The For Fact’s Sake columns are – according to Google and the Duck ’n Fiddle’s Explanation of Everything – based in truth. Occasionally however, names and places have been changed to protect innocent people involved.
Hue and kraai
Those of us fortunate enough to have the gift of sight, take colours for granted. I can describe a painting I’d bought to Susan in Perth, and by using references like forest green, post-box red or navy blue, she’ll be able to envisage it in her mind’s eye.
But what if she was blind? How do you describe colours to someone born sightless? She’s been told that the sky is blue, but it is only an audio reference. Sadly, without the optical software to process colours, her mind’s eye would only ‘see’ in black and white, with fifty shades of grey in between – one for each colour she hears mentioned.
But for the sighted, colours and their various shades have different names which we learn from an early age. The colour overhead is blue, sky-blue, but there again, so is a police light. Post boxes are red, but so is blood. Snow is white, but so is Trump. And an orange is orange, but there again, dare I say, so too is Trump.
Well, this got us wondering. Who decreed that ‘from henceforth, the colour of the lawn shall be referred to as green’? And when was it decided that whispering turquoise sounded provocative enough to assign it its own shade? Yellow sounds more like a greeting than a colour, and Pink, whether tickled or not requires an explanation, so we rummaged through the archives at the Explanation of Everything for answers.
In modern English, most of the colour names are the result of dialectic influences or drunken/sloppy mispronunciations over the centuries. Yellow, for example, was used in Old English from 1590 but was spelt geolu. This was derived from the Old High German gelo, similar to the Middle Dutch, ghele.
The word orange dribbled into the English language pool around 1512, and is derived from the Persian narang which in turn comes from the ancient Sanskrit naranga. It described the colour of the fruit as far back as 400BCE, but oranges were unheard of in Europe until the 12th century, when Crusaders schlepped back pockets of them from the Holy Land.
Now purple is quite interesting. In early Greek the word was porphyra, a term for the shellfish-derived dye used by garment makers. In Latin it was called purpura and entered Old English around the 10th century. Who could have thought that the gooey mucus excreted by the spiny dye-murex sea-snail would become the preserve of royalty, nobility and the clergy, nogal.
Green comes from the Proto-Indian-European word greh, which literally meant ‘to grow’. It filtered through Northern Europe as grani in Old Saxon, grouni in Old High German and groene in Middle Dutch, among others. The Italians though – under pressure from the Pope and the Mafia – refused to cooperate and stuck with Latin variations of verdi.
As we all know, there are many more colours than just those in the rainbow. Sadly it would take the entire newspaper to discuss them all, so just Google Etymology/colours and astound everyone at the Crochet Club next week with your profound knowledge of the colour spectrum. Here’s how…

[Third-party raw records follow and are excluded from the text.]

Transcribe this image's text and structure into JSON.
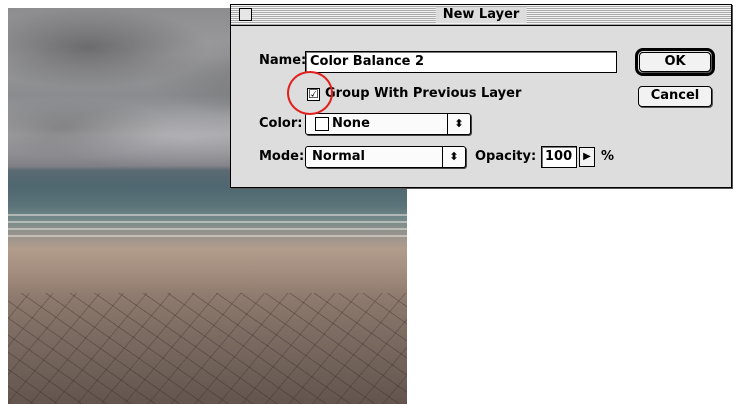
{
  "dialog": {
    "title": "New Layer",
    "name_label": "Name:",
    "name_value": "Color Balance 2",
    "group_checkbox_label": "Group With Previous Layer",
    "group_checked": true,
    "color_label": "Color:",
    "color_value": "None",
    "mode_label": "Mode:",
    "mode_value": "Normal",
    "opacity_label": "Opacity:",
    "opacity_value": "100",
    "opacity_unit": "%",
    "ok_label": "OK",
    "cancel_label": "Cancel"
  },
  "glyphs": {
    "checkmark": "☑",
    "popup_arrows": "⬍",
    "stepper_arrow": "▶"
  },
  "colors": {
    "dialog_bg": "#dddddd",
    "highlight_circle": "#e0201c"
  },
  "icons": [
    "close-box-icon",
    "checkbox-icon",
    "popup-arrows-icon",
    "stepper-arrow-icon",
    "color-swatch-icon"
  ]
}
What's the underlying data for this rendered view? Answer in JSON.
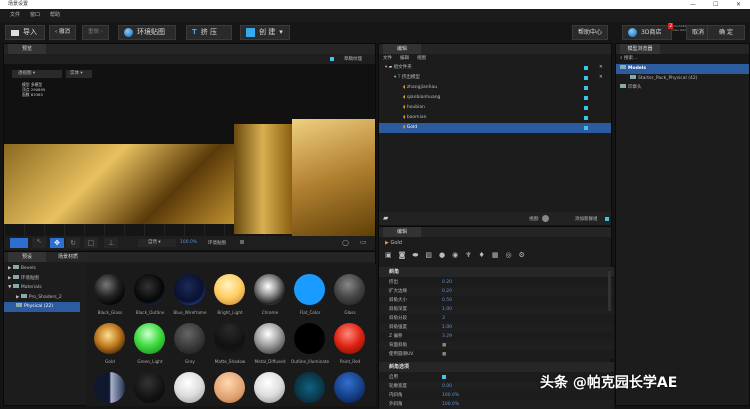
{
  "window": {
    "title": "场景设置",
    "minimize": "—",
    "maximize": "☐",
    "close": "✕"
  },
  "menu": [
    "文件",
    "窗口",
    "帮助"
  ],
  "toolbar": {
    "import": "导入",
    "undo": "‹ 撤消",
    "redo": "重做 ›",
    "env_map": "环境贴图",
    "extrude": "挤 压",
    "create": "创 建",
    "help": "帮助中心",
    "store": "3D商店",
    "store_badge": "2",
    "cancel": "取消",
    "ok": "确 定",
    "gpu_info": "Quadro M2000/PCIe/SSE2",
    "gpu_info2": "1024/4096 MB Video RAM",
    "product": "Element",
    "version": "2.2.2"
  },
  "viewport": {
    "tab": "预览",
    "draft_texture": "草稿纹理",
    "camera_select": "透视图",
    "render_mode": "实体",
    "stats": [
      {
        "k": "模型",
        "v": "多模型"
      },
      {
        "k": "顶点",
        "v": "290895"
      },
      {
        "k": "面数",
        "v": "83365"
      }
    ],
    "shading": "自然",
    "zoom": "100.0%",
    "env_label": "环境贴图"
  },
  "library": {
    "tabs": [
      "预设",
      "场景材质"
    ],
    "tree": [
      {
        "label": "Bevels",
        "level": 0,
        "arrow": "▶"
      },
      {
        "label": "环境贴图",
        "level": 0,
        "arrow": "▶"
      },
      {
        "label": "Materials",
        "level": 0,
        "arrow": "▼"
      },
      {
        "label": "Pro_Shaders_2",
        "level": 1,
        "arrow": "▶"
      },
      {
        "label": "Physical (22)",
        "level": 1,
        "arrow": "",
        "selected": true
      }
    ],
    "materials": [
      {
        "name": "Black_Gloss",
        "bg": "radial-gradient(circle at 40% 35%,#777,#222 45%,#000 80%)"
      },
      {
        "name": "Black_Outline",
        "bg": "radial-gradient(circle at 45% 40%,#333,#050505 60%,#2a4b88 95%)"
      },
      {
        "name": "Blue_Wireframe",
        "bg": "radial-gradient(circle at 45% 40%,#1c2a55,#0a1030 60%,#3a6cf0 95%)"
      },
      {
        "name": "Bright_Light",
        "bg": "radial-gradient(circle at 45% 35%,#fff3c0,#ffcc60 50%,#c08030 95%)"
      },
      {
        "name": "Chrome",
        "bg": "radial-gradient(circle at 45% 40%,#fff,#999 35%,#222 70%,#aaa 95%)"
      },
      {
        "name": "Flat_Color",
        "bg": "#1a9bff"
      },
      {
        "name": "Glass",
        "bg": "radial-gradient(circle at 45% 35%,#888,#444 50%,#222 90%)"
      },
      {
        "name": "Gold",
        "bg": "radial-gradient(circle at 45% 40%,#ffe090,#c07a20 45%,#3a2000 85%)"
      },
      {
        "name": "Green_Light",
        "bg": "radial-gradient(circle at 45% 35%,#d0ffd0,#44dd44 45%,#118811 95%)"
      },
      {
        "name": "Grey",
        "bg": "radial-gradient(circle at 45% 35%,#666,#333 60%,#1a1a1a 95%)"
      },
      {
        "name": "Matte_Shadow",
        "bg": "radial-gradient(circle at 50% 20%,#2a2a2a,#111 60%,#1c1c1c)"
      },
      {
        "name": "Metal_Diffused",
        "bg": "radial-gradient(circle at 45% 35%,#fff,#aaa 40%,#333 90%)"
      },
      {
        "name": "Outline_Illuminate",
        "bg": "radial-gradient(circle,#000 85%,#8a4a20 97%)"
      },
      {
        "name": "Paint_Red",
        "bg": "radial-gradient(circle at 45% 35%,#ff8a7a,#dd2211 50%,#661100 95%)"
      },
      {
        "name": "",
        "bg": "linear-gradient(90deg,#101830 50%,#aab4cc 55%,#223050)"
      },
      {
        "name": "",
        "bg": "radial-gradient(circle at 45% 35%,#333,#111 60%,#080808)"
      },
      {
        "name": "",
        "bg": "radial-gradient(circle at 45% 35%,#fff,#ddd 50%,#999 95%)"
      },
      {
        "name": "",
        "bg": "radial-gradient(circle at 45% 35%,#ffd7b0,#e0a070 60%,#a06030)"
      },
      {
        "name": "",
        "bg": "radial-gradient(circle at 45% 35%,#fff,#ddd 50%,#888 95%)"
      },
      {
        "name": "",
        "bg": "radial-gradient(circle,#106080,#0a3040 70%,#4fd0ff 95%)"
      },
      {
        "name": "",
        "bg": "radial-gradient(circle at 45% 35%,#3070d0,#103070 70%,#051530)"
      }
    ]
  },
  "scene": {
    "tab": "编辑",
    "menu": [
      "文件",
      "编辑",
      "视图"
    ],
    "items": [
      {
        "label": "组文件夹",
        "level": 0,
        "icon": "folder"
      },
      {
        "label": "挤出模型",
        "level": 1,
        "icon": "extrude"
      },
      {
        "label": "zhangjianhau",
        "level": 2,
        "icon": "material"
      },
      {
        "label": "qianbianhuang",
        "level": 2,
        "icon": "material"
      },
      {
        "label": "houbian",
        "level": 2,
        "icon": "material"
      },
      {
        "label": "baomian",
        "level": 2,
        "icon": "material"
      },
      {
        "label": "Gold",
        "level": 2,
        "icon": "material",
        "selected": true
      }
    ],
    "view_label": "视图:",
    "add_group": "添加新群组"
  },
  "editor": {
    "tab": "编辑",
    "material": "Gold",
    "section1": "斜角",
    "props1": [
      {
        "k": "挤出",
        "v": "0.20"
      },
      {
        "k": "扩大边缘",
        "v": "0.20"
      },
      {
        "k": "斜角大小",
        "v": "0.50"
      },
      {
        "k": "斜角深度",
        "v": "1.00"
      },
      {
        "k": "斜角分段",
        "v": "3"
      },
      {
        "k": "斜角强度",
        "v": "1.00"
      },
      {
        "k": "Z 偏移",
        "v": "3.29"
      },
      {
        "k": "背面斜角",
        "v": "■"
      },
      {
        "k": "使用圆滑UV",
        "v": "■"
      }
    ],
    "section2": "斜角选项",
    "props2": [
      {
        "k": "启用",
        "v": ""
      },
      {
        "k": "轮廓宽度",
        "v": "0.00"
      },
      {
        "k": "内斜角",
        "v": "100.0%"
      },
      {
        "k": "外斜角",
        "v": "100.0%"
      }
    ]
  },
  "browser": {
    "tab": "模型浏览器",
    "search": "搜索...",
    "items": [
      {
        "label": "Models",
        "level": 0,
        "selected": true
      },
      {
        "label": "Starter_Pack_Physical (42)",
        "level": 1
      },
      {
        "label": "印章头",
        "level": 0
      }
    ]
  },
  "watermark": "头条 @帕克园长学AE"
}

“Hi Sandra, that’s a beautiful lilac blouse. (Thanks.) Do you know where the word lilac comes from?” (No.) Then the floor is yours.
It’s still rather baffling though, why some colours have alternative names which are bandied about by the hoity-toity arty-farty brigade. Life’s difficult enough as it is to worry about what cyan is, or cerise, or carnelian for that matter.
No laughing matter
Sir Mick Jagger, whose face looks like it’s been slept in, was interviewed on TV, and was asked if he’d ever considered having a face-lift to eradicate his rather well-defined wrinkles and creases.
“They’re not wrinkles,” retorted Mick smugly, “they’re laughter lines!”
The perplexed interviewer paused… then shook her head. “Nothing can be that funny.”